Many modern hearing aids are equipped with a telecoil, a small copper wire that picks up sound directly from phones and public address systems, which improves clarity. Conference rooms, concerts, museums, and even subway trains and stations are often equipped with what’s called an audio induction loop or hearing loop, which is a cable that circles a room and emits a magnetic signal that’s picked up by the telecoil.
Such technologies help people – especially those with moderate to profound hearing loss – better understand what they’re hearing by reducing background noise and reverberation.
Many modern hearing aids have a directional microphone, which helps you converse in noisy environments by making the audio signal in front of you louder than the noise in the rear or from the sides. Nearly all hearing aids with this feature can automatically switch between directional and omnidirectional settings depending on the environment. Advanced versions can focus behind the listener and/or to the listener’s side.

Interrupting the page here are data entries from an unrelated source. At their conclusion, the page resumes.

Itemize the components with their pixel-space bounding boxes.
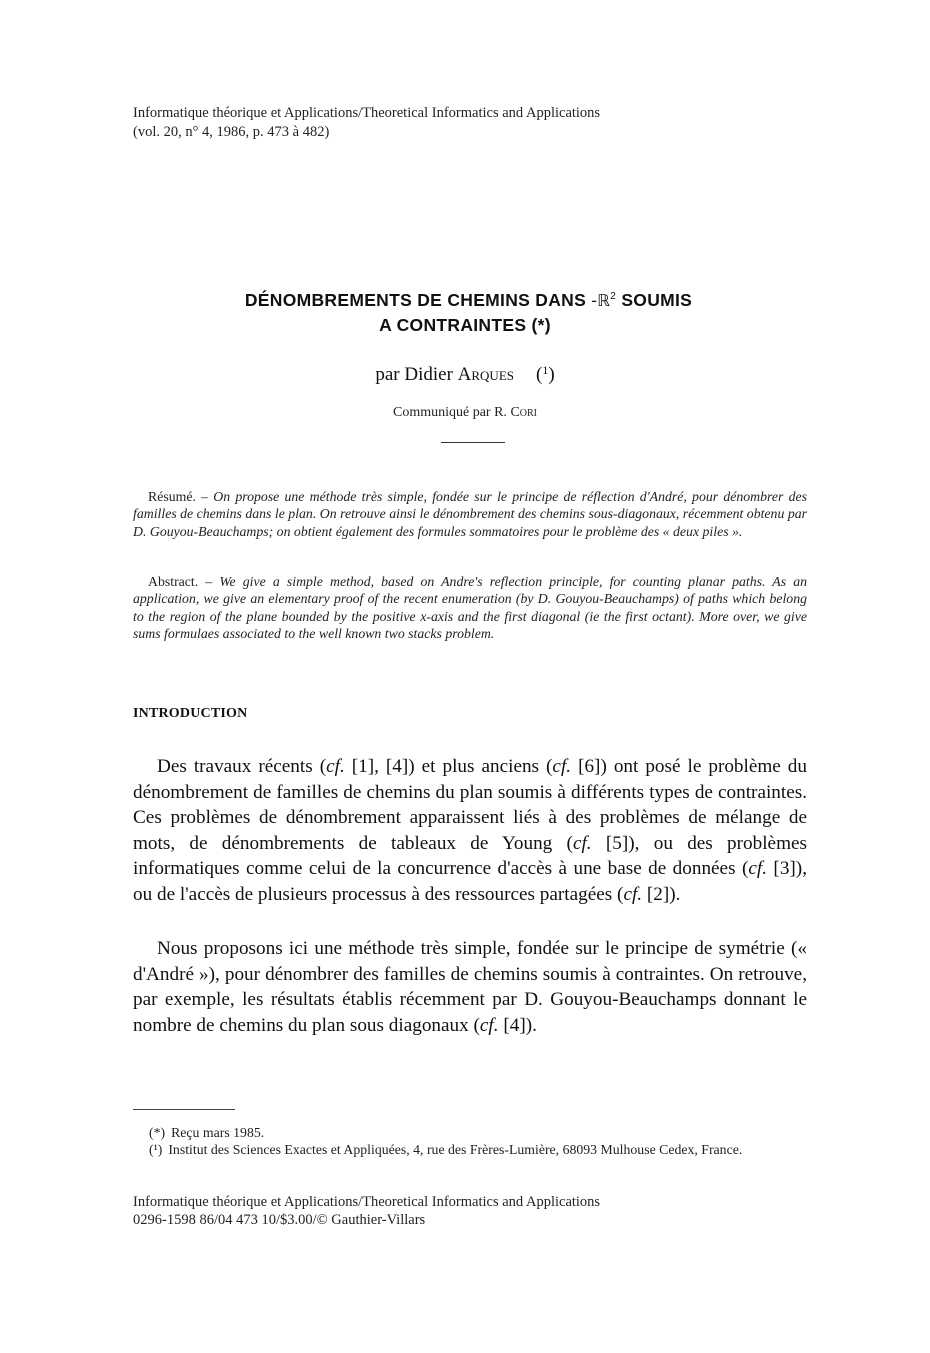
footer-issn-line: 0296-1598 86/04 473 10/$3.00/© Gauthier-Villars xyxy=(133,1212,426,1228)
author-footnote-mark xyxy=(536,364,555,385)
real-plane-symbol: -ℝ xyxy=(591,291,611,310)
footnote-received xyxy=(133,1124,807,1141)
footnote-text: Reçu mars 1985. xyxy=(171,1125,265,1140)
abstract-paragraph xyxy=(133,573,807,642)
journal-header xyxy=(133,104,813,142)
cf-abbrev: cf. xyxy=(552,756,572,777)
title-line-1 xyxy=(0,285,930,313)
resume-text: On propose une méthode très simple, fondée sur le principe de réflection d'André, pour dénombrer des familles de chemins dans le plan. On retrouve ainsi le dénombrement des chemins sous-diagonaux, récemment obtenu par D. Gouyou-Beauchamps; on obtient également des formules sommatoires pour le problème des « deux piles ». xyxy=(133,489,807,539)
communicated-name: Cori xyxy=(510,405,537,420)
resume-paragraph xyxy=(133,488,807,540)
paper-title xyxy=(0,285,930,337)
p1-segment: [1], [4]) et plus anciens ( xyxy=(344,756,553,777)
footnote-mark: (*) xyxy=(149,1125,166,1140)
author-line xyxy=(0,358,930,387)
footnote-affiliation xyxy=(133,1141,807,1158)
cf-abbrev: cf. xyxy=(326,756,345,777)
cf-abbrev: cf. xyxy=(572,832,592,854)
p1-segment: [2]). xyxy=(642,883,681,905)
abstract-lead: Abstract. – xyxy=(148,574,220,589)
real-plane-exponent: 2 xyxy=(610,291,617,302)
p2-segment: [4]). xyxy=(498,1014,537,1036)
footnote-mark: (¹) xyxy=(149,1142,163,1157)
communicated-prefix: Communiqué par R. xyxy=(393,405,511,420)
resume-lead: Résumé. – xyxy=(148,489,214,504)
body-paragraph-1 xyxy=(133,754,807,908)
p1-segment: [5]), ou des problèmes informatiques comme celui de la concurrence d'accès à une base de données ( xyxy=(133,832,807,880)
note-open: ( xyxy=(536,364,543,385)
paragraph-2-text xyxy=(133,936,807,1038)
journal-title-line: Informatique théorique et Applications/Theoretical Informatics and Applications xyxy=(133,105,601,121)
section-heading-introduction: INTRODUCTION xyxy=(133,706,248,721)
title-line-1-text: DÉNOMBREMENTS DE CHEMINS DANS xyxy=(244,290,592,310)
title-line-1-end: SOUMIS xyxy=(616,290,693,310)
cf-abbrev: cf. xyxy=(748,858,768,880)
title-separator-rule xyxy=(441,442,505,443)
paragraph-1-text xyxy=(133,754,807,908)
volume-line: (vol. 20, n° 4, 1986, p. 473 à 482) xyxy=(133,124,330,140)
title-line-2: A CONTRAINTES (*) xyxy=(379,315,551,335)
footer-journal-line: Informatique théorique et Applications/Theoretical Informatics and Applications xyxy=(133,1194,601,1210)
note-close: ) xyxy=(548,364,555,385)
abstract-text: We give a simple method, based on Andre's reflection principle, for counting planar paths. As an application, we give an elementary proof of the recent enumeration (by D. Gouyou-Beauchamps) of paths which belong to the region of the plane bounded by the positive x-axis and the first diagonal (ie the first octant). More over, we give sums formulaes associated to the well known two stacks problem. xyxy=(133,574,807,641)
footnote-text: Institut des Sciences Exactes et Appliquées, 4, rue des Frères-Lumière, 68093 Mulhouse Cedex, France. xyxy=(168,1142,743,1157)
footnote-rule xyxy=(133,1109,235,1110)
communicated-by xyxy=(0,403,930,423)
cf-abbrev: cf. xyxy=(623,883,643,905)
p2-segment: Nous proposons ici une méthode très simple, fondée sur le principe de symétrie (« d'André »), pour dénombrer des familles de chemins soumis à contraintes. On retrouve, par exemple, les résultats établis récemment par D. Gouyou-Beauchamps donnant le nombre de chemins du plan sous diagonaux ( xyxy=(133,938,807,1036)
journal-footer xyxy=(133,1193,813,1229)
body-paragraph-2 xyxy=(133,936,807,1038)
p1-segment: [6]) ont posé le problème du dénombrement de familles de chemins du plan soumis à différents types de contraintes. Ces problèmes de dénombrement apparaissent liés à des problèmes de mélange de mots, de dénombrements de tableaux de Young ( xyxy=(133,756,807,854)
footnotes xyxy=(133,1124,807,1158)
note-number: 1 xyxy=(542,363,549,377)
cf-abbrev: cf. xyxy=(479,1014,499,1036)
p1-segment: [3]), ou de l'accès de plusieurs processus à des ressources partagées ( xyxy=(133,858,807,905)
author-name: Arques xyxy=(457,364,514,385)
author-prefix: par Didier xyxy=(375,364,458,385)
p1-segment: Des travaux récents ( xyxy=(157,756,327,777)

Feedback suppression, or digital feedback reduction, helps squelch unpleasant sounds that can occur when inserting a hearing aid. Most aids have this feature, which is useful for minimizing feedback if you’re close to the telephone or if the aid is slightly dislodged from your ear when you move your jaw. It can also allow for fitting with much more venting, to improve comfort and sound quality in listeners who have good hearing in the lowest pitches.
Digital Noise Reduction
Digital noise reduction in more advanced hearing aids acts on the incoming signal reducing gain for frequency bands with steady state or constant noise while preserving the fluctuating speech signal. Some hearing aid manufacturers use sophisticated noise reduction algorithms to remove intense steady noise such as turbulent wind noise which can be especially bothersome for hearing aid wearers.

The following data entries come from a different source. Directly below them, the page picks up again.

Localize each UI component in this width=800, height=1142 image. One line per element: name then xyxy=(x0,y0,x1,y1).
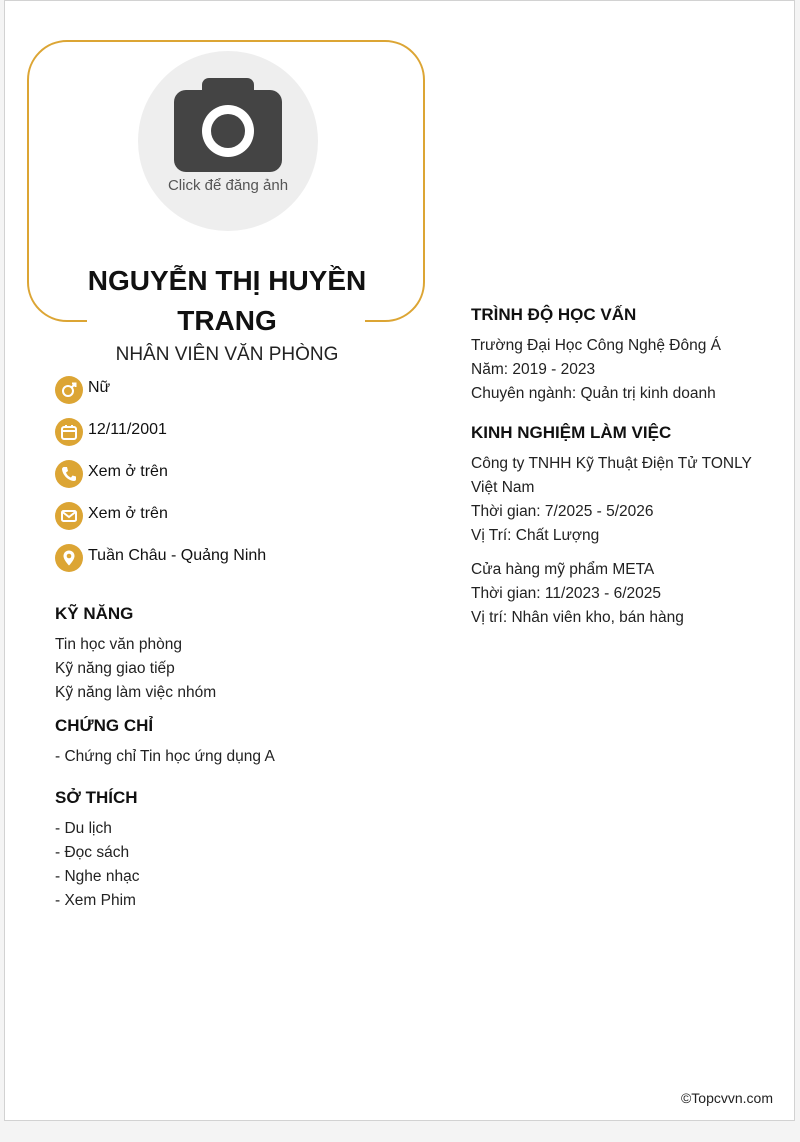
skills-section xyxy=(55,603,425,705)
skill-item: Kỹ năng làm việc nhóm xyxy=(55,684,217,701)
education-section xyxy=(471,304,771,406)
experience-section xyxy=(471,422,771,640)
hobby-item: - Xem Phim xyxy=(55,892,136,909)
candidate-name: NGUYỄN THỊ HUYỀN TRANG xyxy=(87,265,367,336)
experience-company: Công ty TNHH Kỹ Thuật Điện Tử TONLY Việt Nam xyxy=(471,455,752,496)
hobby-item: - Nghe nhạc xyxy=(55,868,140,885)
skill-item: Kỹ năng giao tiếp xyxy=(55,660,175,677)
education-title: TRÌNH ĐỘ HỌC VẤN xyxy=(471,305,637,324)
phone-icon xyxy=(55,460,83,488)
avatar-upload-label: Click để đăng ảnh xyxy=(167,177,289,194)
phone-value: Xem ở trên xyxy=(88,463,168,480)
avatar-upload[interactable] xyxy=(138,51,318,231)
hobby-item: - Đọc sách xyxy=(55,844,130,861)
email-value: Xem ở trên xyxy=(88,505,168,522)
experience-title: KINH NGHIỆM LÀM VIỆC xyxy=(471,423,672,442)
contact-gender xyxy=(55,376,415,418)
experience-item xyxy=(471,452,771,548)
contact-birthday xyxy=(55,418,415,460)
contact-phone xyxy=(55,460,415,502)
experience-time: Thời gian: 11/2023 - 6/2025 xyxy=(471,585,661,602)
hobbies-section xyxy=(55,787,425,913)
education-major: Chuyên ngành: Quản trị kinh doanh xyxy=(471,385,716,402)
gender-icon xyxy=(55,376,83,404)
skills-title: KỸ NĂNG xyxy=(55,604,134,623)
experience-position: Vị trí: Nhân viên kho, bán hàng xyxy=(471,609,684,626)
certificate-item: - Chứng chỉ Tin học ứng dụng A xyxy=(55,748,275,765)
footer-copyright: ©Topcvvn.com xyxy=(680,1090,773,1106)
calendar-icon xyxy=(55,418,83,446)
hobby-item: - Du lịch xyxy=(55,820,112,837)
education-years: Năm: 2019 - 2023 xyxy=(471,361,596,378)
certificates-section xyxy=(55,715,425,769)
contact-list xyxy=(55,376,415,586)
contact-address xyxy=(55,544,415,586)
gender-value: Nữ xyxy=(88,379,111,396)
contact-email xyxy=(55,502,415,544)
location-icon xyxy=(55,544,83,572)
experience-item xyxy=(471,558,771,630)
certificates-title: CHỨNG CHỈ xyxy=(55,716,154,735)
camera-icon xyxy=(174,78,282,172)
job-title: NHÂN VIÊN VĂN PHÒNG xyxy=(115,344,339,365)
skill-item: Tin học văn phòng xyxy=(55,636,182,653)
birthday-value: 12/11/2001 xyxy=(88,421,167,438)
hobbies-title: SỞ THÍCH xyxy=(55,788,138,807)
experience-time: Thời gian: 7/2025 - 5/2026 xyxy=(471,503,654,520)
email-icon xyxy=(55,502,83,530)
education-school: Trường Đại Học Công Nghệ Đông Á xyxy=(471,337,721,354)
address-value: Tuần Châu - Quảng Ninh xyxy=(88,547,267,564)
experience-company: Cửa hàng mỹ phẩm META xyxy=(471,561,655,578)
experience-position: Vị Trí: Chất Lượng xyxy=(471,527,600,544)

Other Features Worth Noting
Most aids have low-battery indicator sounds, wax guards to prevent buildup, and automatic and manual volume control. Another newer feature is direct audio input, which allows users to connect directly to a television or another electronic device. At the higher end, Bluetooth wireless technology allows users to stream music and calls from computers, smartphones and TVs directly through their hearing aid. Some aids have frequency lowering technology (for those with hearing problems in the highest pitches) and accessories such as remote microphones, advanced smartphone remotes and more.